Anvisa contesta PL que tira poder da agência no rastreamento de remédios

Agência avalia que o texto aprovado no Senado ‘dificultará os controles que favorecem a segurança dos pacientes’

Redação
Foto: Marcelo Casal Jr./Agência Brasil
Foto: Marcelo Casal Jr./Agência Brasilremedios

 

A Agência Nacional de Vigilância Sanitária (Anvisa) criticou a aprovação, na última terça-feira (12), no Senado, de um projeto de lei que tira sua competência de rastrear medicamentos através do Sistema Nacional de Controle de Medicamentos, que ainda estava em fase de implantação.

“Anvisa vê com preocupação a aprovação do Projeto de Lei (PL) nº 3.846, que cria a bula digital de medicamentos e revoga a implementação do Sistema Nacional de Controle de Medicamentos (SNCM)”, diz nota divulgada pela instituição, destacando que o SNCM tem como objetivo acompanhar toda a cadeia produtiva dos remédios, desde a fabricação até o consumo, além de combater a comercialização ilegal de medicamentos falsificados ou ineficientes.

“Já são 13 anos de trabalho da Agência sobre o tema, discussão essa superada em poucos meses pela aprovação, nesta terça-feira (12/4), do Projeto de Lei”, criticou a Anvisa, citando dados da Organização para a Cooperação e Desenvolvimento Econômico (OCDE) que apontam a movimentação de 4,4 bilhões de euros com o comércio internacional de remédios falsificados e a morte anual de 72.000 a 169.000 crianças de pneumonia pelo consumo de antibióticos piratas.

A Anvisa destacou ainda que, ao lado da União Europeia, a Diretiva de Medicamentos Falsificados introduziu medidas para combater as falsificações e garantir a segurança dos produtos, com uma comercialização rigorosamente controlada.

Segundo a agência, o sistema de rastreabilidade ajuda no combate a medicamentos falsificados e ao roubo de cargas; recolhimento dos lotes com desvio de qualidade; melhorias nas ações de farmacovigilância; mitigação dos riscos do desabastecimento dos medicamentos; e medidas relacionadas à segurança dos pacientes.

“Portanto, a implantação do SNCM é uma importante estratégia para mitigar os riscos para o paciente, além de perdas econômicas e socioeconômicas para os brasileiros, ao combater o mercado ilegal de medicamentos.

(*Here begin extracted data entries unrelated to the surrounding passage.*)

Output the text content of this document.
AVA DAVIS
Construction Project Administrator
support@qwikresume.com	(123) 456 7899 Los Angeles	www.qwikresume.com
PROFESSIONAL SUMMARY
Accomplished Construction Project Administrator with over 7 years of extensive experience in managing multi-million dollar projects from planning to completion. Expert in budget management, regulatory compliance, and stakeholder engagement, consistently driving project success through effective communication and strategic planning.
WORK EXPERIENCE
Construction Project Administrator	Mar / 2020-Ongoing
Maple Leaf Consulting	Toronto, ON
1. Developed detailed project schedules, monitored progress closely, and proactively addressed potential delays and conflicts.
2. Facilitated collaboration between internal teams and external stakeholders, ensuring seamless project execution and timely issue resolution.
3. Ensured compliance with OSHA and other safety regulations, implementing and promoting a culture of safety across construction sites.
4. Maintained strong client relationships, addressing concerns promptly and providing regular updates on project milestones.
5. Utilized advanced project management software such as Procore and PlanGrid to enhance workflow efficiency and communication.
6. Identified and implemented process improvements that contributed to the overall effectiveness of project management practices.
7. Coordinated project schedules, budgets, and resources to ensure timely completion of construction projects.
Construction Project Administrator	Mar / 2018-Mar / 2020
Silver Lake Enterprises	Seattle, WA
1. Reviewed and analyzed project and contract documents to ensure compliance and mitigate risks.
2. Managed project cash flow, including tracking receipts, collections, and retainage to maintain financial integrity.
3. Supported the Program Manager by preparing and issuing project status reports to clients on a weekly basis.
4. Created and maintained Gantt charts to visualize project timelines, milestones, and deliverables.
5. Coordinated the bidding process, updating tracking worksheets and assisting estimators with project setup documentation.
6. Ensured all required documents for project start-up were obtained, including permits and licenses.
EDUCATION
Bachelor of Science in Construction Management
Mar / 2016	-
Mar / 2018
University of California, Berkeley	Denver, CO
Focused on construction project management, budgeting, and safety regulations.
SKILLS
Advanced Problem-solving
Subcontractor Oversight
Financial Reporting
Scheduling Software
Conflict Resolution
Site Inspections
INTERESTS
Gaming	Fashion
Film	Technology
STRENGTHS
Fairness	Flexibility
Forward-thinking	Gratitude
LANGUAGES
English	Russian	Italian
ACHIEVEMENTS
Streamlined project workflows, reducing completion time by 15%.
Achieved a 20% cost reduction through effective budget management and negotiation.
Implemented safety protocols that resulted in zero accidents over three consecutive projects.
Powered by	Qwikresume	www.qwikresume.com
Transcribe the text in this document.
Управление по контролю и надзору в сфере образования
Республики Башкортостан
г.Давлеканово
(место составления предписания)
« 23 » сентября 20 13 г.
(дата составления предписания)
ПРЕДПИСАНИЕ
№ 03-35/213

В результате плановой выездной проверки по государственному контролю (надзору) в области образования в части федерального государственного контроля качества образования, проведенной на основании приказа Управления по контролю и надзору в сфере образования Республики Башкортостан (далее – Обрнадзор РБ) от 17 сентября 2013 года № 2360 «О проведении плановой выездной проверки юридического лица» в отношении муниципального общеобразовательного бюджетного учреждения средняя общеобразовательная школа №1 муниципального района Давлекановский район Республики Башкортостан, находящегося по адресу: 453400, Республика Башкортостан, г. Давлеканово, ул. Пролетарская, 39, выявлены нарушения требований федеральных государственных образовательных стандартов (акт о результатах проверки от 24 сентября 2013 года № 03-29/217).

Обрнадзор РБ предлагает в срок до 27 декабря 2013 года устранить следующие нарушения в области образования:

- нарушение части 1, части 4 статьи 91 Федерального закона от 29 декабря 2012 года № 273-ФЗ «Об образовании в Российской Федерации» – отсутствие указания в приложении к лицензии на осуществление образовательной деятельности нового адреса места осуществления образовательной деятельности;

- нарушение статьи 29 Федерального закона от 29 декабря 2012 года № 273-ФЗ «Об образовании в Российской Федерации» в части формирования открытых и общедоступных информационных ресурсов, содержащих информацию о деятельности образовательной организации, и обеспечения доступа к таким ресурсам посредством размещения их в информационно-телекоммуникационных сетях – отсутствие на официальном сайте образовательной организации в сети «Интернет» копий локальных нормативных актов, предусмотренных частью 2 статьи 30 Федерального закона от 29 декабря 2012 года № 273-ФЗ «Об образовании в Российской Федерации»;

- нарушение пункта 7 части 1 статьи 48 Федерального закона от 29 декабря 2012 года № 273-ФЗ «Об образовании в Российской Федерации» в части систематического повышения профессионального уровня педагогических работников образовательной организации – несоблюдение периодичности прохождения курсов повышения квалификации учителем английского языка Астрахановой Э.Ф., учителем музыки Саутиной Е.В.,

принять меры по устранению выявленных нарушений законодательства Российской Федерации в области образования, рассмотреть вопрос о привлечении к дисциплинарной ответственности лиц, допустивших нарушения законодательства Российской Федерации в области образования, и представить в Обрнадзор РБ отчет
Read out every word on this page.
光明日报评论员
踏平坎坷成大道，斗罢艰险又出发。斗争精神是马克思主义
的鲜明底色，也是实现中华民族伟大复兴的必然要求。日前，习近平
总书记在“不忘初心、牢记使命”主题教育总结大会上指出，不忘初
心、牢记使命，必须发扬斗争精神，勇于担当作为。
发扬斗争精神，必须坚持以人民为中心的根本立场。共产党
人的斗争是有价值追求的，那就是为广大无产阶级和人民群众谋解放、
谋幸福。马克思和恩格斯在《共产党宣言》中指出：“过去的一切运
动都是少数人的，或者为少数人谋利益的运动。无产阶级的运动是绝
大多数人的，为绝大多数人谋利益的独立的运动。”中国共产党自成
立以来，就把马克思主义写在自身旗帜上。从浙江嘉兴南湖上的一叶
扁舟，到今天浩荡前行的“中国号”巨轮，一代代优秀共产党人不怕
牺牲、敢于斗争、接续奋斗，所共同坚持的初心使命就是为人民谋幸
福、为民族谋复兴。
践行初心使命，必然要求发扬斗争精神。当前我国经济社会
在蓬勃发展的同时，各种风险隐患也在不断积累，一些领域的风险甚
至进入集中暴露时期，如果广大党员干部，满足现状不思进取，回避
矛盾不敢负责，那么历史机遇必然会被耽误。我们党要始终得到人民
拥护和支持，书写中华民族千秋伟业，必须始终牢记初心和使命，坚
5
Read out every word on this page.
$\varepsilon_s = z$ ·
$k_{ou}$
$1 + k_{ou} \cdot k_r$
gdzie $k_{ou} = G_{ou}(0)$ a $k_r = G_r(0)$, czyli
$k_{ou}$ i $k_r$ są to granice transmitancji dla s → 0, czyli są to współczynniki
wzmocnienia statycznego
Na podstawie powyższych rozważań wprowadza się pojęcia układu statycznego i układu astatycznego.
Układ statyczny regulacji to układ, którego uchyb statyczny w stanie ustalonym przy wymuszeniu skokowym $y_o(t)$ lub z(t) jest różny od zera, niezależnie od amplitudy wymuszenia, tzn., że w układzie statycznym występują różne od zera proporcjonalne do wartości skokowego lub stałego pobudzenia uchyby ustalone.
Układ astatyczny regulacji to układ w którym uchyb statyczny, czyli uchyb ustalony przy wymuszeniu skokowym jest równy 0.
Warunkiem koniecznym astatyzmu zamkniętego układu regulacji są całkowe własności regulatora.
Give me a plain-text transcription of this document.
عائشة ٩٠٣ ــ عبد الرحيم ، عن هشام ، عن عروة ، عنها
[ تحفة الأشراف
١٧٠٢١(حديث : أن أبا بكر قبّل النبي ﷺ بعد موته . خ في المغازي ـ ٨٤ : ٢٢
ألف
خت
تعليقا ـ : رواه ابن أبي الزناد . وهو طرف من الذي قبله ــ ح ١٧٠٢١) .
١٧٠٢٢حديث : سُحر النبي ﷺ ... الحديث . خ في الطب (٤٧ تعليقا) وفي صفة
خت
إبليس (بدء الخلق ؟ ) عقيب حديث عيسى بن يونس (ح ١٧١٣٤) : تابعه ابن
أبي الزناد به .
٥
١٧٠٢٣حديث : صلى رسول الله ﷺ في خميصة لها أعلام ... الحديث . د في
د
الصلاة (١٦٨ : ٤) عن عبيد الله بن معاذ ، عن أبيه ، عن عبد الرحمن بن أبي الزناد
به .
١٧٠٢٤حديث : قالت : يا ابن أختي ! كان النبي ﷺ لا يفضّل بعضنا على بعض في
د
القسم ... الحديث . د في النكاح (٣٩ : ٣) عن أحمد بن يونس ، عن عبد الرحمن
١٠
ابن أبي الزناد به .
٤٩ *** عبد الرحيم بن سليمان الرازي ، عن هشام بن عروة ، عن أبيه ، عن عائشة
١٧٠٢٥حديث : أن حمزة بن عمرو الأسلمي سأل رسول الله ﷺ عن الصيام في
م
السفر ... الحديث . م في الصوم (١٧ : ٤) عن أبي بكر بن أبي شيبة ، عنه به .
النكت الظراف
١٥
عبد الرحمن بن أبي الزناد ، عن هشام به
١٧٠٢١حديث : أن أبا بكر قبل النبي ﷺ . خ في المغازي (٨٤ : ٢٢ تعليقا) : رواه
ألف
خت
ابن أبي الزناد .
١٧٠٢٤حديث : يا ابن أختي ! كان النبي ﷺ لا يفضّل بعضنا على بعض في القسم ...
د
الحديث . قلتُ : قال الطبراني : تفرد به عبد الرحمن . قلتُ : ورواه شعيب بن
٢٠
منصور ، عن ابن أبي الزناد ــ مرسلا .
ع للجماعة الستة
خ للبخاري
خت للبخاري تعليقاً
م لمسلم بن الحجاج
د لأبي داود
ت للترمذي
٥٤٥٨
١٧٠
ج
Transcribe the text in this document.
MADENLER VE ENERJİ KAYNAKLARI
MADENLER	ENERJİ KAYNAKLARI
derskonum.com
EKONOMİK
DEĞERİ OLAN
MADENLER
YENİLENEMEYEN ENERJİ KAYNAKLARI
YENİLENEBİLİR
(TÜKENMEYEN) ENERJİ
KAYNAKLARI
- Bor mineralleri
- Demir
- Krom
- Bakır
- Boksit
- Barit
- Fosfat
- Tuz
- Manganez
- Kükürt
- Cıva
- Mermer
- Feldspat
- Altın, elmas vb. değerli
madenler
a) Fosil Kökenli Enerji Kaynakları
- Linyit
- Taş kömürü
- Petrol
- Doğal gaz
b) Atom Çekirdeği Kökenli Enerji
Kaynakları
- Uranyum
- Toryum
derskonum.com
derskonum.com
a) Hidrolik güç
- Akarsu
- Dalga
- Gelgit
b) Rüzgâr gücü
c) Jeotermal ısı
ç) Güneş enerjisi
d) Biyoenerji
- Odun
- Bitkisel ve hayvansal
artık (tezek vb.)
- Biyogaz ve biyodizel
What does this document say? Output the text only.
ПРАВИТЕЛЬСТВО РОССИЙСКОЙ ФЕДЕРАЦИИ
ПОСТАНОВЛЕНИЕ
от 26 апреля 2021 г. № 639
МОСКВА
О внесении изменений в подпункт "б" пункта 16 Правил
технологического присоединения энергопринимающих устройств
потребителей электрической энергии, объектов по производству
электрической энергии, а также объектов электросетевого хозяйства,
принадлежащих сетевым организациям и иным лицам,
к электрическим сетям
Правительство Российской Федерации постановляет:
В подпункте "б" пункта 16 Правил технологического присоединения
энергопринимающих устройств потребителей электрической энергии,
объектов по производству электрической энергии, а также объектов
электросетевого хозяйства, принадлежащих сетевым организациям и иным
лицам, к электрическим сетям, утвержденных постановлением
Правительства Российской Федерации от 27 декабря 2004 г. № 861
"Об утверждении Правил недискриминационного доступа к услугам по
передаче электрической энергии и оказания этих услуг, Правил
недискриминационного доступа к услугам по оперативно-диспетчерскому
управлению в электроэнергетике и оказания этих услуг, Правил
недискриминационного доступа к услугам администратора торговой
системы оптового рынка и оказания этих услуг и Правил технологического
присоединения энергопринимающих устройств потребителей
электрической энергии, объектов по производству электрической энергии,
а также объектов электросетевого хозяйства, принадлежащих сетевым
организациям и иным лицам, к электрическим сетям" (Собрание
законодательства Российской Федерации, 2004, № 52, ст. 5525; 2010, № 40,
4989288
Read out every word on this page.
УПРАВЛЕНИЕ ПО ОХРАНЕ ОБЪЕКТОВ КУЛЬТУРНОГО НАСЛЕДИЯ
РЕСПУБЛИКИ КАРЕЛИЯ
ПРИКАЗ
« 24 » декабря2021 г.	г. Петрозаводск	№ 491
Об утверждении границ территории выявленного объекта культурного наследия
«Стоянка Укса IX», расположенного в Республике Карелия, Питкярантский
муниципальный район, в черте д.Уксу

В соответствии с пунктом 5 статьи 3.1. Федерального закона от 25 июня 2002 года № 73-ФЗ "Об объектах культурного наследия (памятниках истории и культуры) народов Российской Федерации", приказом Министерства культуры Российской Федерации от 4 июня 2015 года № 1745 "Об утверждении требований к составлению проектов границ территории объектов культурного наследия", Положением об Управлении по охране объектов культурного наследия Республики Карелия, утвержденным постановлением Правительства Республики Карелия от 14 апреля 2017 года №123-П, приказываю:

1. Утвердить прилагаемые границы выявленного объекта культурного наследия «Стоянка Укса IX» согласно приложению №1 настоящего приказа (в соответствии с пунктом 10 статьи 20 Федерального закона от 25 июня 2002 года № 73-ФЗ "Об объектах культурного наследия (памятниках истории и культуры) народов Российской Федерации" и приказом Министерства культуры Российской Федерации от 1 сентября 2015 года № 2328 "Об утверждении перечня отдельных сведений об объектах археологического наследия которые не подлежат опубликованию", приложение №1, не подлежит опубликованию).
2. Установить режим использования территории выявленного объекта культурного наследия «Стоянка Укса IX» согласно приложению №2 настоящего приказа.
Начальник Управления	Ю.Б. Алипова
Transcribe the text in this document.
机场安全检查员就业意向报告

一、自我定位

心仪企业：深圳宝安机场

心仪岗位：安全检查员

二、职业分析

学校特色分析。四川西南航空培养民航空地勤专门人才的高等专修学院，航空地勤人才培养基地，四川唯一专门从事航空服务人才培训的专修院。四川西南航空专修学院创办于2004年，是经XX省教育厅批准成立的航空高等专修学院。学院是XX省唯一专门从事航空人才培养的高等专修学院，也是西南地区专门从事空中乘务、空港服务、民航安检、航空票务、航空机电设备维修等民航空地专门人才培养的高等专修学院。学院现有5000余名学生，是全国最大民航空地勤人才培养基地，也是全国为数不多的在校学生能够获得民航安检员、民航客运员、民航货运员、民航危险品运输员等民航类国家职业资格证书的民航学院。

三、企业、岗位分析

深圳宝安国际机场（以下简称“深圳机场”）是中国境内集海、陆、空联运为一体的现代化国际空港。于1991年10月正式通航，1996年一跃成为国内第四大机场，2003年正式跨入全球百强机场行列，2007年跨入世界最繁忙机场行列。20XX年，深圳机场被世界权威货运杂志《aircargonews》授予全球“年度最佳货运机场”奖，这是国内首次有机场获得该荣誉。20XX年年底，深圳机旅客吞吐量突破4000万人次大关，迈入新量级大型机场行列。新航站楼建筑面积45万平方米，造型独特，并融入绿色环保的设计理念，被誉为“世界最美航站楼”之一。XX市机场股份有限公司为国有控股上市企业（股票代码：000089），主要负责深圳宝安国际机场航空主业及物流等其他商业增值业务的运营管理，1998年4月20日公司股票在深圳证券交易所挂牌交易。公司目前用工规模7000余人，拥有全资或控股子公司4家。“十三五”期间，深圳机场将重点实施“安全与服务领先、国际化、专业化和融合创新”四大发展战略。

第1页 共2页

Nesse sentido, a Agência enxerga que o texto aprovado, dificultará os controles que favorecem a segurança dos pacientes”, argumentou a Anvisa.

Depois de passar pela Câmara, o projeto foi aprovado na última terça-feira (12) no Senado. Agora, ele segue para ser sancionado ou vetado pelo presidente Jair Bolsonaro (PL).